To przewrotny komplement. Spotykaliśmy się wielokrotnie, przy różnych okazjach, także w programach telewizyjnych. A bukiet kwiatów, który od Niej dostałem w dniu otrzymania „Złotej Szpilki”, pamiętam do dziś. To było bardzo znamienne i olbrzymie wyróżnienie. A to „porąbanie” podkreśla moją inność i niesztampowe podejście do satyry, kpiny i takiego widzenia świata.
– Jedna anegdota o Tobie jako karykaturzyście, podoba mi się szczególnie. Przez jakiś czas nie rysowałeś karykatur portretowych…
Jeszcze w czasach lubelskich, co jakiś czas proszono mnie o wykonanie karykatur na prezent, dla osób z kręgów dziennikarskich i artystycznych. I co kogoś narysowałem, to pół roku później schodził z tego świata. To była jakaś klątwa, więc potem przez lata zaniechałem rysowania karykatur. Aż uświadomiłem sobie, na szczęście, że były to osoby nie tylko starsze, ale i schorowane, więc, w ich nieszczęściu nie miałem żadnego udziału.
– Partia Dobrego Humoru, którą założyłeś i której jesteś prezesem, dlaczego nie wystartowała w wyborach?
Powstała w 2001 r., wkrótce miała zostać zarejestrowana, ale nie chciałem, żeby znikła tak szybko, jak istniejąca wcześniej Polska Partia Przyjaciół Piwa. To jest żart, kpina, parodia polityki (składka członkowska wynosi 3 uśmiechy dziennie), dlatego jej legitymacje chętnie przyjmują również celebryci, VIP-y i osoby dystansujące się od polityki – aktorzy, dziennikarze, ludzie kultury, itd. Partia Dobrego Humoru (po angielsku: Good Humor Party) w swoich szeregach obecnie ma ponad 4 tys. członków. Ty przecież też w niej jesteś. Wśród nich jest również sporo karykaturzystów z całego świata, czyli moi koledzy po fachu. Rozweselamy wspólnie świat jednak bez angażowania się w tzw. poważną politykę. Ale żeby było jeszcze weselej i dziwniej, to w Wikipedii można poczytać o nas tylko w języku angielskim, bo z polskiej wersji PDH, po kilku latach istnienia, zostaliśmy wykasowani. Nie mieściliśmy się – jako wesoła partia – w kanonie „poważnej” encyklopedii.

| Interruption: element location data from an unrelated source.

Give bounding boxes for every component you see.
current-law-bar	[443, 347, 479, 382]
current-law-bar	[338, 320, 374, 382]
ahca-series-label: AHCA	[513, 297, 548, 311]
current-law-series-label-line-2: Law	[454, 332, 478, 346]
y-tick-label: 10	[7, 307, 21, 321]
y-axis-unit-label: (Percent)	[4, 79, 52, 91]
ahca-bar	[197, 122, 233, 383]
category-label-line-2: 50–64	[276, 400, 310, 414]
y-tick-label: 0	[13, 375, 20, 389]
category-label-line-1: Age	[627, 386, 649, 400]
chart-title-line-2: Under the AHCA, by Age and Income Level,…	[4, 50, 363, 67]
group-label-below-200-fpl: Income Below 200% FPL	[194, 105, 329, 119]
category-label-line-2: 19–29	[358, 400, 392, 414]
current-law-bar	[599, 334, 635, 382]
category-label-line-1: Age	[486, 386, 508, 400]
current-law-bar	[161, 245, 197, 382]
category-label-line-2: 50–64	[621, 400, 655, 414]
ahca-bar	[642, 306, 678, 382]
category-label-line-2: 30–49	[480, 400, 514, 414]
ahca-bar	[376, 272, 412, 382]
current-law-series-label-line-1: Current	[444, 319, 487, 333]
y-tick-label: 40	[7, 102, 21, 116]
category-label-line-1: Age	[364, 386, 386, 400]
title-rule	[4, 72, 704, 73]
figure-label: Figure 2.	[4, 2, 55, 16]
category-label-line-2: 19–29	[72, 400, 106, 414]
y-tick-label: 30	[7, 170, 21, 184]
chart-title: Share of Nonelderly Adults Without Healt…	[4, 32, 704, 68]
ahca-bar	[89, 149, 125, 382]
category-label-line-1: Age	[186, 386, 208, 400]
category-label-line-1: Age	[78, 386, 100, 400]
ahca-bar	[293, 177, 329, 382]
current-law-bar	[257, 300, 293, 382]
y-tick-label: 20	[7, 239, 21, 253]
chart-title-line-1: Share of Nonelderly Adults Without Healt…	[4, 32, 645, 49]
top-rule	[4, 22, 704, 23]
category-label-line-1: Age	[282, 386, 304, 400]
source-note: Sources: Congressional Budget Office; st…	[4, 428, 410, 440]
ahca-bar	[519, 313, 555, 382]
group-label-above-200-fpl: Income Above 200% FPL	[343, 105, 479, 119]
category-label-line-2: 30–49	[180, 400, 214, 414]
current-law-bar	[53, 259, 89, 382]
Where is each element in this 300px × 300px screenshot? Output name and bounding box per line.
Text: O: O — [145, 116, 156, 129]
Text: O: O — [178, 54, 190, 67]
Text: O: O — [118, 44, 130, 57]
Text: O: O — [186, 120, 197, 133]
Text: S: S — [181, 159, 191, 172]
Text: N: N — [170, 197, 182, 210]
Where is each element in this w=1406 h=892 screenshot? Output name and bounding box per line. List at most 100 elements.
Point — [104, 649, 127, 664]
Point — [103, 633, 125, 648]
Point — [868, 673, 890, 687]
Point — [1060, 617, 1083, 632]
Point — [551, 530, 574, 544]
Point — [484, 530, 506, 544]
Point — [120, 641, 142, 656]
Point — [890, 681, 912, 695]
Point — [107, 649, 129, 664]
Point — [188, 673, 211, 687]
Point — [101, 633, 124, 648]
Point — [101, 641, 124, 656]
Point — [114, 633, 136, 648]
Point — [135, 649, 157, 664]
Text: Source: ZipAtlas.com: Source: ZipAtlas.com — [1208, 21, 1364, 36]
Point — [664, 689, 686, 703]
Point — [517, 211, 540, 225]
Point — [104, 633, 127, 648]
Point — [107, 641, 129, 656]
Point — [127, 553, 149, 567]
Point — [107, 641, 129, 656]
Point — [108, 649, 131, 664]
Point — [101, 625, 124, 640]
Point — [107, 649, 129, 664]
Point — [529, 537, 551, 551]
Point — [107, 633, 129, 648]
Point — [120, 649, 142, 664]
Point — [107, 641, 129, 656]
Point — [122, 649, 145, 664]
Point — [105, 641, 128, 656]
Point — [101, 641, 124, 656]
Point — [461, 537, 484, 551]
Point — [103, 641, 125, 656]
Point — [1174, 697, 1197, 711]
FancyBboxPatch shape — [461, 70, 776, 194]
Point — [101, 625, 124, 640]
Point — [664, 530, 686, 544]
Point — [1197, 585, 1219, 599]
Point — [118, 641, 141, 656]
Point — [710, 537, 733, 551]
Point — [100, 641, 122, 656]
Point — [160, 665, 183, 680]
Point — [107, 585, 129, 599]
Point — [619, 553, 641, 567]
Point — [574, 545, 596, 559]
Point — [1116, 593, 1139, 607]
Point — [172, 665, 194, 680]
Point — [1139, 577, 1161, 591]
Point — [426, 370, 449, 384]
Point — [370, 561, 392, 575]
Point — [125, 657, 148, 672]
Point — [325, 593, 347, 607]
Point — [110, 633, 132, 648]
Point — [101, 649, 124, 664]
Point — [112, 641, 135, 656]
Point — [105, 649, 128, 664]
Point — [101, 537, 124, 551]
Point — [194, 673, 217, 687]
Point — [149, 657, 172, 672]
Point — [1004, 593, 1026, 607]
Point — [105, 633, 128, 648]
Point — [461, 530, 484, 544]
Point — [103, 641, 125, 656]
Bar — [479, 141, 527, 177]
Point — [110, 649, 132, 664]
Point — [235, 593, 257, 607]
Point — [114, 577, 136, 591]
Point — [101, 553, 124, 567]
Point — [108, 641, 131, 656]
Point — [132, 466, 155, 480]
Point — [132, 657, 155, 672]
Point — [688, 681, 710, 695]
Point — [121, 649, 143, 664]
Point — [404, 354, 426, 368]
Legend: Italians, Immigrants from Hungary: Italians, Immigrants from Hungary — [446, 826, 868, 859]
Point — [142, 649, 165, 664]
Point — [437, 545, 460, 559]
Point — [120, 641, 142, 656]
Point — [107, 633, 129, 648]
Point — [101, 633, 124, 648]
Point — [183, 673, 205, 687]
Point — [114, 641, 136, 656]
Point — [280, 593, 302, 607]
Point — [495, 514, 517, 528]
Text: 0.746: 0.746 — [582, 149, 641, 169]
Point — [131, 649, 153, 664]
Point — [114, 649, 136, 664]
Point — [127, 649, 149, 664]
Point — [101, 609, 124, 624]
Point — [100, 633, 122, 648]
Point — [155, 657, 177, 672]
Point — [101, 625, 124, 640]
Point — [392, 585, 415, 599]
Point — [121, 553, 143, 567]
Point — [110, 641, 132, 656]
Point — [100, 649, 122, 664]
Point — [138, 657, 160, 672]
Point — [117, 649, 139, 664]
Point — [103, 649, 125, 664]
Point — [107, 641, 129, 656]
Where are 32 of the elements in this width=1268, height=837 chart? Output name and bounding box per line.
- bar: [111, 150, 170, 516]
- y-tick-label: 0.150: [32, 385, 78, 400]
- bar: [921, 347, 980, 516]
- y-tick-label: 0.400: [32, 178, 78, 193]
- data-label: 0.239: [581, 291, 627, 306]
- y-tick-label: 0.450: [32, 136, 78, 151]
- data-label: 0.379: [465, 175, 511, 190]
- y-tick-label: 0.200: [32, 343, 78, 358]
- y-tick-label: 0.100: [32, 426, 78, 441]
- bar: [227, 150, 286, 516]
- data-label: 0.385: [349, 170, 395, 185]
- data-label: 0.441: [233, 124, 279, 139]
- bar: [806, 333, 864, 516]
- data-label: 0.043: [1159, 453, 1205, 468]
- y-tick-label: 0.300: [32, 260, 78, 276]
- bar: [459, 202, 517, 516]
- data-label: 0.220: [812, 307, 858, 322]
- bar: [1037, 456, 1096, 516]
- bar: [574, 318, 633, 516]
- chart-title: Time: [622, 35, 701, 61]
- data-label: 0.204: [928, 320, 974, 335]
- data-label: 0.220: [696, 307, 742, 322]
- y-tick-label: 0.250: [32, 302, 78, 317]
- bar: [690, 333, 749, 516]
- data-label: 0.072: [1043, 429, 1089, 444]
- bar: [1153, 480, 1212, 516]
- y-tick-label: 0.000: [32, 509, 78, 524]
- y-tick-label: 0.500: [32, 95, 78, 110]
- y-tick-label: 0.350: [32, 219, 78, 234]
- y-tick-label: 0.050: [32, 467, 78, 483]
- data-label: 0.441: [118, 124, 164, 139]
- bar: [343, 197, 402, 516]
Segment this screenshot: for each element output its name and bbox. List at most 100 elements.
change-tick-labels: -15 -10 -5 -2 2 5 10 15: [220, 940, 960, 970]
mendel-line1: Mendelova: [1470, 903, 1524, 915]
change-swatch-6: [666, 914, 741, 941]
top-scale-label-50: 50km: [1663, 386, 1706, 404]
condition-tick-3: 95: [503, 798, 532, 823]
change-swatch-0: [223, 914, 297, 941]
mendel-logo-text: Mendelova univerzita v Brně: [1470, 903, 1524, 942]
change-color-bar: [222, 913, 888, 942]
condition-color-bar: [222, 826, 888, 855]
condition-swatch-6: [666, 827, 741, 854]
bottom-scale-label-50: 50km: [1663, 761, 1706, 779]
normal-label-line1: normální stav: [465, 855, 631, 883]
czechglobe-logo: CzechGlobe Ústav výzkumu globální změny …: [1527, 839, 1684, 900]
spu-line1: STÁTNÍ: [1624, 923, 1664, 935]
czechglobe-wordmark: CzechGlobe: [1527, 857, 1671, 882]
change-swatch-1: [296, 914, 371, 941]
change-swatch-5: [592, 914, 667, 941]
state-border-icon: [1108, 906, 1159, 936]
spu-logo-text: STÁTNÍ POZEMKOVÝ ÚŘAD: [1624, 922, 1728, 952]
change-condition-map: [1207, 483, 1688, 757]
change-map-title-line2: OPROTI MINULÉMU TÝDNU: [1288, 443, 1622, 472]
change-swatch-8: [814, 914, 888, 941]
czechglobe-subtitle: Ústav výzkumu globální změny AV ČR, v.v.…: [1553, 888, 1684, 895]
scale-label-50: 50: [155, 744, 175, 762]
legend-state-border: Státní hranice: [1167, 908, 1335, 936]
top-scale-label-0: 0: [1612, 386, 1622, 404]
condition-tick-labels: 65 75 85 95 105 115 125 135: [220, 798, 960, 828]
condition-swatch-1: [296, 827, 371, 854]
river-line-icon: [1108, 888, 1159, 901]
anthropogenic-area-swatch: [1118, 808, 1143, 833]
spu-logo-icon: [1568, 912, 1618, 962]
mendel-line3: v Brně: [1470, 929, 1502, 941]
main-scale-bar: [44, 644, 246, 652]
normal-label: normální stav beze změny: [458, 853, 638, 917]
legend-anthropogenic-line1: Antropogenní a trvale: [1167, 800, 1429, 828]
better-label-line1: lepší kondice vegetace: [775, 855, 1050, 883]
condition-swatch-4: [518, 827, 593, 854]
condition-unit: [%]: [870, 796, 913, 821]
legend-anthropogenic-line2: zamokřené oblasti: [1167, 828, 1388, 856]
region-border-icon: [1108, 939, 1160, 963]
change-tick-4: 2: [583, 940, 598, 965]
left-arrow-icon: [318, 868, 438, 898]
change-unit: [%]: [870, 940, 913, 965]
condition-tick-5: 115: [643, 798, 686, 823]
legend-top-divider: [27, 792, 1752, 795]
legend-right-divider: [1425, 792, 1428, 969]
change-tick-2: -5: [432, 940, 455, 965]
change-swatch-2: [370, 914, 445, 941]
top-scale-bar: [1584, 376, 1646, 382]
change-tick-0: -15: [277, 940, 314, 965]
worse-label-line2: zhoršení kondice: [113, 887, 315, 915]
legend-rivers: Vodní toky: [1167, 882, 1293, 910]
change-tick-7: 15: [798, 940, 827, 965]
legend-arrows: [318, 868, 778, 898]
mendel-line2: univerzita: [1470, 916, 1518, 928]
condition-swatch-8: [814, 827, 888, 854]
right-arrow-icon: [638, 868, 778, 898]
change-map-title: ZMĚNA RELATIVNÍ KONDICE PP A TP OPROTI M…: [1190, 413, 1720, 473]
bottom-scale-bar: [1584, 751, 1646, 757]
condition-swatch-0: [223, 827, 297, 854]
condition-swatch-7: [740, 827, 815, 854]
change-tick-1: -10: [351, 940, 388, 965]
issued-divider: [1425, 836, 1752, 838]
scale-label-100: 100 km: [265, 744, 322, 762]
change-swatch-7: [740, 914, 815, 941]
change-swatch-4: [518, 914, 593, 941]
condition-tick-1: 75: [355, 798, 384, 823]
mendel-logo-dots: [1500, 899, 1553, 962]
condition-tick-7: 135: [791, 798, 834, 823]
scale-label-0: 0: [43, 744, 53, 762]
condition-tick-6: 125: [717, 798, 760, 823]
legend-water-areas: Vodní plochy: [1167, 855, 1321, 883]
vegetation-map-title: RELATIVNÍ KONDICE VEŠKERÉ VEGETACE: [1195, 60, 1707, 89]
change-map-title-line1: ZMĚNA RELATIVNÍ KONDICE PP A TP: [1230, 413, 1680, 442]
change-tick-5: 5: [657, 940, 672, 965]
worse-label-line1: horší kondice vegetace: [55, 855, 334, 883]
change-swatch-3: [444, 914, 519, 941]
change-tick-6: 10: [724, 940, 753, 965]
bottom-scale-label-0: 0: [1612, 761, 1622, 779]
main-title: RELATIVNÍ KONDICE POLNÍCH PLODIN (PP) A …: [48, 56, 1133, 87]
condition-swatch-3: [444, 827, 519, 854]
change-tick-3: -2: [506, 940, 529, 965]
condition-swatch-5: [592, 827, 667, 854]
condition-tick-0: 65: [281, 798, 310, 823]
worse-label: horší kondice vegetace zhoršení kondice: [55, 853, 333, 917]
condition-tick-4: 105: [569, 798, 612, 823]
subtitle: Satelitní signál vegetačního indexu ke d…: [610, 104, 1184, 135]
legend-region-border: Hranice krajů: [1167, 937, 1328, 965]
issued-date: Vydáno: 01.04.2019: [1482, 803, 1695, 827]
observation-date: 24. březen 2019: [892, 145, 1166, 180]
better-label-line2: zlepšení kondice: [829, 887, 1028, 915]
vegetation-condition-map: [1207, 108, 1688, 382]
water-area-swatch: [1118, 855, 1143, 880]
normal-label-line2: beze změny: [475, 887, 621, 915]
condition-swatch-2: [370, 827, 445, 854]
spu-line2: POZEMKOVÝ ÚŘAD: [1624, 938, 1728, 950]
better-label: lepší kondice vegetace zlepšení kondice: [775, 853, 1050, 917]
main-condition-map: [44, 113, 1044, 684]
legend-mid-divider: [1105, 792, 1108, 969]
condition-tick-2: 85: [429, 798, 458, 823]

– Jako karykaturzysta – rysownik odwiedziłeś niemal cały świat. Byłeś zapraszany do USA, Australii, wielu krajów Europy. Z tego wniosek, że świat lubi się śmiać. A Polacy mają poczucie humoru?
Oczywiście, pod warunkiem, że satyra ich nie dotyczy. Lubimy drwić, kpić z innych, nie widząc tego jacy sami jesteśmy (śmieszni). Jesteśmy najczęściej śmiertelnie poważni i nie tolerancyjni. A świat jest inny. Mam wrażenie, że cudzoziemcy bardziej spontanicznie i serdecznie reagują na widok swojej karykatury. Lubię podejście do życia Amerykanów. Oni są pogodni, weseli i doceniają osoby, które coś w życiu osiągnęły. I mają przy tym dystans do siebie. Są otwarci i tolerancyjni. Tymczasem Polacy takich ludzi nie lubią. U nas nie wypada chwalić się swoimi osiągnięciami, każdy winien równać do średniaków i nie wychylać się. To taka smutna polska przypadłość. Więc ja mam co obnażać i wywoływać satyrą uśmiech.